Personal and Political: How the Illinois Domestic Workers’ Bill of Rights Connected Lives
Many domestic workers lack basic labor and employment protections in the United States. One of the main reasons domestic work remains unregulated by government lies in cultural and social perceptions of the so-called private “domestic sphere” and the more public “economic sphere” where work prevails. These perceptions, termed by sociologists as “separate spheres” and “hostile worlds,” assert that the domestic and economic spheres operate under different and conflicting values, emotions, and norms. In the former, care norms and love structure relationships, while in the latter actors are motivated by rationality and profit. Government would corrupt the domestic sphere if it subjected it to the rules of the economy.
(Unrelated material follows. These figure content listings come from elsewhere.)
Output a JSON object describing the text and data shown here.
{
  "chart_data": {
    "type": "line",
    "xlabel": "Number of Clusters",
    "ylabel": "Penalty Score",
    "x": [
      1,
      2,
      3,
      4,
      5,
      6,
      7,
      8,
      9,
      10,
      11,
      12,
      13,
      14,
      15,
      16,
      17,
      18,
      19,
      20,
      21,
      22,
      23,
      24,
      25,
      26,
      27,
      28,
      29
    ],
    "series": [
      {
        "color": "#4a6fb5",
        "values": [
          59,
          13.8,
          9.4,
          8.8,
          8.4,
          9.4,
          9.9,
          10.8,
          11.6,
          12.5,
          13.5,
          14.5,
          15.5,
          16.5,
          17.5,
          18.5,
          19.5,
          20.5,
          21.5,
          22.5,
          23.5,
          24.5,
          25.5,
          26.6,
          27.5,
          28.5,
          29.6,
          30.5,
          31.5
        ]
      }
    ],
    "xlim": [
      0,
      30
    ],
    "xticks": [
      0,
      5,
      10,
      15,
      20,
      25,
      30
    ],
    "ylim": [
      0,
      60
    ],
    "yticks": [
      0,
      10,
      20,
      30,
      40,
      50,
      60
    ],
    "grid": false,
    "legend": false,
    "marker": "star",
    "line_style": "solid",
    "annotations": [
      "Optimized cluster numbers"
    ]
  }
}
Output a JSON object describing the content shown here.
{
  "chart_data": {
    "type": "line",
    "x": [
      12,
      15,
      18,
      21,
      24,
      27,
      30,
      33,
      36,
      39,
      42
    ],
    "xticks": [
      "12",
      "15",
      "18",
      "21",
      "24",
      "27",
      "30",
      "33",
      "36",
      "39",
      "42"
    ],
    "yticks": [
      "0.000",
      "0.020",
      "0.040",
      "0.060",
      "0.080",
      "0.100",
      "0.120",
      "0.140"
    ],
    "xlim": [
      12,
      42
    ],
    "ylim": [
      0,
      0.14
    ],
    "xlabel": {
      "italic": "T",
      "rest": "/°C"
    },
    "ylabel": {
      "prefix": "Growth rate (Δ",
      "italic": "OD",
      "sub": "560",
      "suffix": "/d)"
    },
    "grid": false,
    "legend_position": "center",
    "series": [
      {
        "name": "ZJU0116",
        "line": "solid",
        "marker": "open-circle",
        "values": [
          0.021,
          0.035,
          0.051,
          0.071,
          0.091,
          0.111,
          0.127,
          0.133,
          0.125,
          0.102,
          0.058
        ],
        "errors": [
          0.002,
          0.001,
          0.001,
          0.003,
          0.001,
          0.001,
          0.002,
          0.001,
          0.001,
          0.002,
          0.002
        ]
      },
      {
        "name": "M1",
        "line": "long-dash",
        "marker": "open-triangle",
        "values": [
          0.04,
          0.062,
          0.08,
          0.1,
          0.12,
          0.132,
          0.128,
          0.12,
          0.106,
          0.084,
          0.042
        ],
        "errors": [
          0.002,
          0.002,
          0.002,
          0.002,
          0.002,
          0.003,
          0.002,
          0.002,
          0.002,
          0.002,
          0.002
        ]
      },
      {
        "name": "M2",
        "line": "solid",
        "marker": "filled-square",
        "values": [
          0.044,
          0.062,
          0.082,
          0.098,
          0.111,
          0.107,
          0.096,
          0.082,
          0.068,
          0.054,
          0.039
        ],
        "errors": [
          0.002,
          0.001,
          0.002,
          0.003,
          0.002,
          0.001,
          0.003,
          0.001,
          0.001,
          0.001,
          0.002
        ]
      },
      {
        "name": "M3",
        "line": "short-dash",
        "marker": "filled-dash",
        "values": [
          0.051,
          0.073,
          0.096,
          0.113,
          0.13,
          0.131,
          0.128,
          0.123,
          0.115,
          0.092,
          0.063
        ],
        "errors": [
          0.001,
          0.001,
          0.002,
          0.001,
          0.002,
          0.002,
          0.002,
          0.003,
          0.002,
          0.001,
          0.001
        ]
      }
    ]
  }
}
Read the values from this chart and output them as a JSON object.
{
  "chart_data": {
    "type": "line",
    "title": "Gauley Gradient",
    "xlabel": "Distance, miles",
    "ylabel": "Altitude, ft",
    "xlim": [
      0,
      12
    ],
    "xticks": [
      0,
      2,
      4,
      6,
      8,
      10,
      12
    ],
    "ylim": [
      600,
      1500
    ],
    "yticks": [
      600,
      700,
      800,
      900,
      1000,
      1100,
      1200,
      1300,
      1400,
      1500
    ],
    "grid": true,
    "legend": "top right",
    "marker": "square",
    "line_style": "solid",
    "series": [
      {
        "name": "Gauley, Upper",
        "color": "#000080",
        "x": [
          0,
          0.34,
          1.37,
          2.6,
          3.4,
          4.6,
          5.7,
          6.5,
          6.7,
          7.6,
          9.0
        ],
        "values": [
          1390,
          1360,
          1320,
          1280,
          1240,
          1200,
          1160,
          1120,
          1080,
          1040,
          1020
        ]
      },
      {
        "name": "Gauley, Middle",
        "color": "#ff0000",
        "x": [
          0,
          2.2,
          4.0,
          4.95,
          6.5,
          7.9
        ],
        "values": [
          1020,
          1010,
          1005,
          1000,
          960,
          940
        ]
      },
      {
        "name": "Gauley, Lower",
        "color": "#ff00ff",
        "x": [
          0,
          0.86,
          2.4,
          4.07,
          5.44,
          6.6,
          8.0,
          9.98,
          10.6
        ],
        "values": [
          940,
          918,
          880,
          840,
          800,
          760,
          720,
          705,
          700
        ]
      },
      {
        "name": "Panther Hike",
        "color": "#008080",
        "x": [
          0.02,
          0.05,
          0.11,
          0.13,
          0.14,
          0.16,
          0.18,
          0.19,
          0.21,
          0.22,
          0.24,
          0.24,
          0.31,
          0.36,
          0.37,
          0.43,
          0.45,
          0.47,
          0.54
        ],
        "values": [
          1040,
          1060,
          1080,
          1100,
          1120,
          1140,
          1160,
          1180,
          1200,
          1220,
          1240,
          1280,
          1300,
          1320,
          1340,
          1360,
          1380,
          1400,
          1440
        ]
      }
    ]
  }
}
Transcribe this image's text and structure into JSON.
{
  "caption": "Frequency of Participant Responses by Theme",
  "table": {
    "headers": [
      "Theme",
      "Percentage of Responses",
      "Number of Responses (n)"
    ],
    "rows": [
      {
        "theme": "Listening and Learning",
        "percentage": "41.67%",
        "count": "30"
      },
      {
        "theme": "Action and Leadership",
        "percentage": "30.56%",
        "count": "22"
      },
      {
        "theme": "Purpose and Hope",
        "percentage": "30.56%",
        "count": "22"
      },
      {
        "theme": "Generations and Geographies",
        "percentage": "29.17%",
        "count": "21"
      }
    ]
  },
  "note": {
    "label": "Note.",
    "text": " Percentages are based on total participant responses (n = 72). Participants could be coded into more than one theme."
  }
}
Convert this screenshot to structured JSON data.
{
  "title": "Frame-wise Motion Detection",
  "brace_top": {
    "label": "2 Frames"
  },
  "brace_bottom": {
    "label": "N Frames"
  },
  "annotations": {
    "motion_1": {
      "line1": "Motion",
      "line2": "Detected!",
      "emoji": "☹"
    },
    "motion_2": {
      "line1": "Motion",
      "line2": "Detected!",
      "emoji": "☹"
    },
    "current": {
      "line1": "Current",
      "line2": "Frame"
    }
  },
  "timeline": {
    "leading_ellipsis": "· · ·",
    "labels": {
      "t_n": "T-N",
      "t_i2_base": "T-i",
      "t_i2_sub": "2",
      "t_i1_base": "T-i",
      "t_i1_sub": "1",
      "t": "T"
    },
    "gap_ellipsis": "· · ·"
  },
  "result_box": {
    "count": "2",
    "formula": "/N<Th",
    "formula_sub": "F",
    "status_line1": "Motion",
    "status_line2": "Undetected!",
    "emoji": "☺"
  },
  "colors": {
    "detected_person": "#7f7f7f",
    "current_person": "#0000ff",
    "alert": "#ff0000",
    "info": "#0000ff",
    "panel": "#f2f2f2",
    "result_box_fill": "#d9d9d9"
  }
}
This Essay describes how domestic work activists overcame separate spheres and hostile worlds perspectives in Illinois in 2016 when they prevailed at the legislature to obtain a Domestic Workers’ Bill of Rights. To get the bill passed, activists, much in the feminist tradition of combining the “personal” with the “political,” descended in the Illinois state capital with scores of domestic workers to personally educate legislators about what it meant to work in someone else’s home. In including personal stories in their politics, the activists were able to persuade legislators that keeping domestic work paired exclusively to private regulation was a bad idea — what sociologists consider a “bad match” — because the intimate nature of domestic work places some domestic workers in vulnerable situations conducive to workplace abuse. Public regulation was thus a “good match.” Activists also requested that legislators enact special protections just for domestic workers. They wanted legislators to recognize that domestic work was also “unlike any other work.” They were less successful in getting those special protections passed. Hence, the 2016 bill was only a partial success, but a success it still was. The Essay concludes by asserting that good and bad matching concepts, and the related “connected lives” perspective, can help advocates, including lawyers, understand their meaning-making roles as they pursue justice and fairness.